Le programme 231 finance la vie étudiante. Il se voit attribuer 66 millions d'euros supplémentaires en 2020, soit une augmentation de 2,46 %, pour atteindre une dotation globale de 2,7 milliards d'euros. L'augmentation sera ainsi répartie : 60 millions d'euros pour les bourses sur critères sociaux, dont la majeure partie au titre de la réévaluation de 1,1 % de leur montant pour la première fois depuis 2016 ; 3 millions d'euros pour la certification en langue anglaise des 38 000 étudiants concernés ; 3 millions d'euros pour l'aide à la mobilité internationale des étudiants boursiers correspondant au versement de 7 500 mensualités supplémentaires.

Ces efforts sont évidemment bienvenus, alors que le coût de la rentrée universitaire - bien que ne faisant pas l'objet d'un chiffrage objectif et partagé - affiche une tendance haussière. Les syndicats d'étudiants m'ont toutefois alerté sur la nécessité, au-delà du niveau des bourses, de revoir le système dans sa globalité.

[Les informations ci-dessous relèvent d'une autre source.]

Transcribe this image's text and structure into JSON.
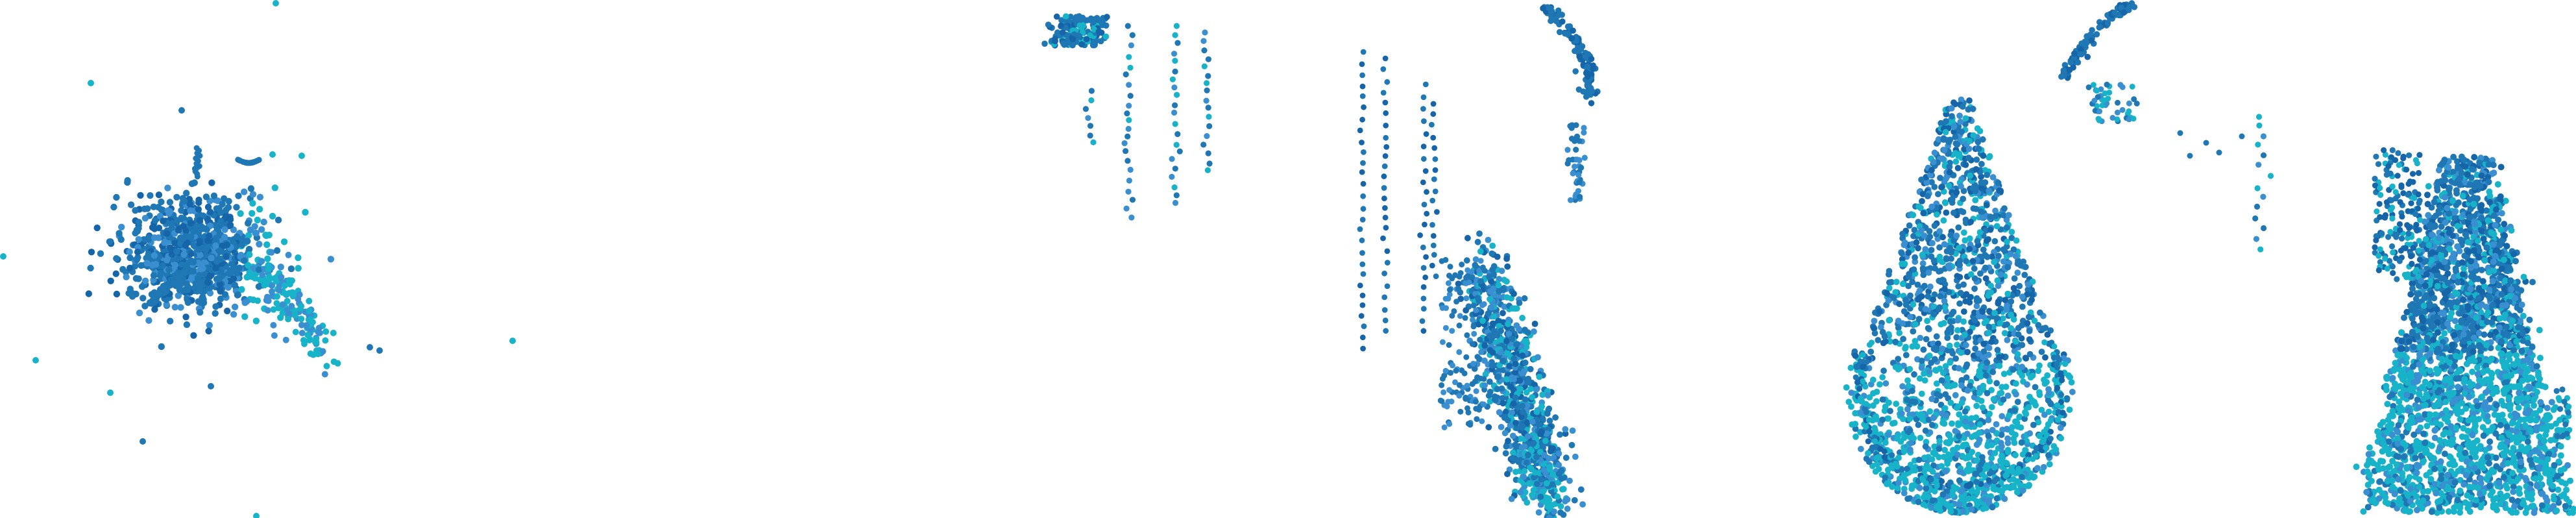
{
  "chart_data": [
    {
      "type": "scatter",
      "title": "",
      "xlabel": "",
      "ylabel": "",
      "grid": false,
      "legend": "none",
      "colors": {
        "primary": "#1f77b4",
        "secondary": "#17b3c9",
        "tertiary": "#3a8fd0"
      },
      "series": [
        {
          "color": "#1f77b4",
          "shape": "diffuse cluster with left-leaning core",
          "points": [
            [
              0.29,
              0.5
            ],
            [
              0.31,
              0.46
            ],
            [
              0.33,
              0.52
            ],
            [
              0.27,
              0.49
            ],
            [
              0.32,
              0.42
            ],
            [
              0.34,
              0.48
            ],
            [
              0.26,
              0.55
            ],
            [
              0.3,
              0.39
            ],
            [
              0.35,
              0.45
            ],
            [
              0.28,
              0.44
            ],
            [
              0.36,
              0.51
            ],
            [
              0.25,
              0.47
            ],
            [
              0.3,
              0.35
            ],
            [
              0.24,
              0.58
            ],
            [
              0.37,
              0.42
            ]
          ]
        },
        {
          "color": "#17b3c9",
          "shape": "trailing right arm",
          "points": [
            [
              0.42,
              0.5
            ],
            [
              0.44,
              0.55
            ],
            [
              0.46,
              0.48
            ],
            [
              0.45,
              0.6
            ],
            [
              0.48,
              0.63
            ],
            [
              0.47,
              0.68
            ],
            [
              0.43,
              0.64
            ],
            [
              0.5,
              0.58
            ]
          ]
        },
        {
          "color": "#1f77b4",
          "shape": "sparse outliers",
          "points": [
            [
              0.035,
              0.16
            ],
            [
              0.07,
              0.21
            ],
            [
              0.06,
              0.67
            ],
            [
              0.043,
              0.75
            ],
            [
              0.078,
              0.75
            ],
            [
              0.055,
              0.85
            ],
            [
              0.14,
              0.68
            ],
            [
              0.2,
              0.35
            ],
            [
              0.09,
              0.55
            ]
          ]
        }
      ]
    },
    {
      "type": "scatter",
      "title": "",
      "xlabel": "",
      "ylabel": "",
      "grid": false,
      "legend": "none",
      "series": [
        {
          "color": "#1f77b4",
          "shape": "top-left clump with vertical strands",
          "points": [
            [
              0.03,
              0.02
            ],
            [
              0.04,
              0.04
            ],
            [
              0.05,
              0.01
            ],
            [
              0.06,
              0.05
            ],
            [
              0.07,
              0.03
            ],
            [
              0.08,
              0.2
            ],
            [
              0.1,
              0.06
            ],
            [
              0.12,
              0.12
            ],
            [
              0.13,
              0.3
            ],
            [
              0.14,
              0.4
            ]
          ]
        },
        {
          "color": "#1f77b4",
          "shape": "dense elongated column at bottom center",
          "points": [
            [
              0.25,
              0.55
            ],
            [
              0.26,
              0.62
            ],
            [
              0.27,
              0.7
            ],
            [
              0.28,
              0.78
            ],
            [
              0.29,
              0.86
            ],
            [
              0.3,
              0.94
            ],
            [
              0.31,
              0.98
            ],
            [
              0.27,
              0.6
            ],
            [
              0.29,
              0.72
            ],
            [
              0.3,
              0.84
            ]
          ]
        },
        {
          "color": "#1f77b4",
          "shape": "upper arc",
          "points": [
            [
              0.55,
              0.12
            ],
            [
              0.57,
              0.06
            ],
            [
              0.6,
              0.02
            ],
            [
              0.62,
              0.18
            ],
            [
              0.63,
              0.28
            ]
          ]
        }
      ]
    },
    {
      "type": "scatter",
      "title": "",
      "xlabel": "",
      "ylabel": "",
      "grid": false,
      "legend": "none",
      "series": [
        {
          "color": "#1f77b4",
          "shape": "teardrop with rounded base",
          "points": [
            [
              0.08,
              0.2
            ],
            [
              0.07,
              0.35
            ],
            [
              0.08,
              0.5
            ],
            [
              0.06,
              0.65
            ],
            [
              0.05,
              0.78
            ],
            [
              0.1,
              0.85
            ],
            [
              0.03,
              0.72
            ],
            [
              0.11,
              0.7
            ]
          ]
        },
        {
          "color": "#1f77b4",
          "shape": "upper arc and strand",
          "points": [
            [
              0.36,
              0.02
            ],
            [
              0.39,
              0.05
            ],
            [
              0.43,
              0.22
            ],
            [
              0.5,
              0.3
            ],
            [
              0.58,
              0.35
            ]
          ]
        },
        {
          "color": "#17b3c9",
          "shape": "dense bell at right",
          "points": [
            [
              0.78,
              0.3
            ],
            [
              0.8,
              0.5
            ],
            [
              0.82,
              0.62
            ],
            [
              0.84,
              0.72
            ],
            [
              0.86,
              0.8
            ],
            [
              0.88,
              0.9
            ],
            [
              0.9,
              0.97
            ],
            [
              0.92,
              0.88
            ]
          ]
        }
      ]
    }
  ]
}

D'après les services du ministère, le sujet est actuellement à l'étude dans le cadre d'une possible intégration des bourses au sein du nouveau revenu universel d'activité (RUA).

À ces crédits du programme 231 s'ajoutent, pour le financement de la vie étudiante, les montants résultant du paiement de la contribution à la vie étudiante et de campus (CVEC) par les étudiants. Dans le projet de loi de finances pour 2020, son plafond d'affectation est enfin relevé à un niveau plus conforme à ce que les projections de recouvrement avaient escompté, soit 140 millions d'euros. Nous devrons cependant rester vigilants, à l'occasion du projet de loi de finances rectificative, à ce que les recettes soient intégralement réattribuées à des actions de prévention et d'accès aux soins, ainsi qu'à des activités sportives et culturelles.

En conclusion, le présent projet de loi de finances affiche assurément un soutien à l'enseignement supérieur, mais pas, hélas, dans des proportions permettant de faire face aux enjeux. Sous les réserves précédemment développées, je vous propose d'émettre un avis favorable à l'adoption des crédits de l'enseignement supérieur au sein de la mission « Recherche et enseignement supérieur ».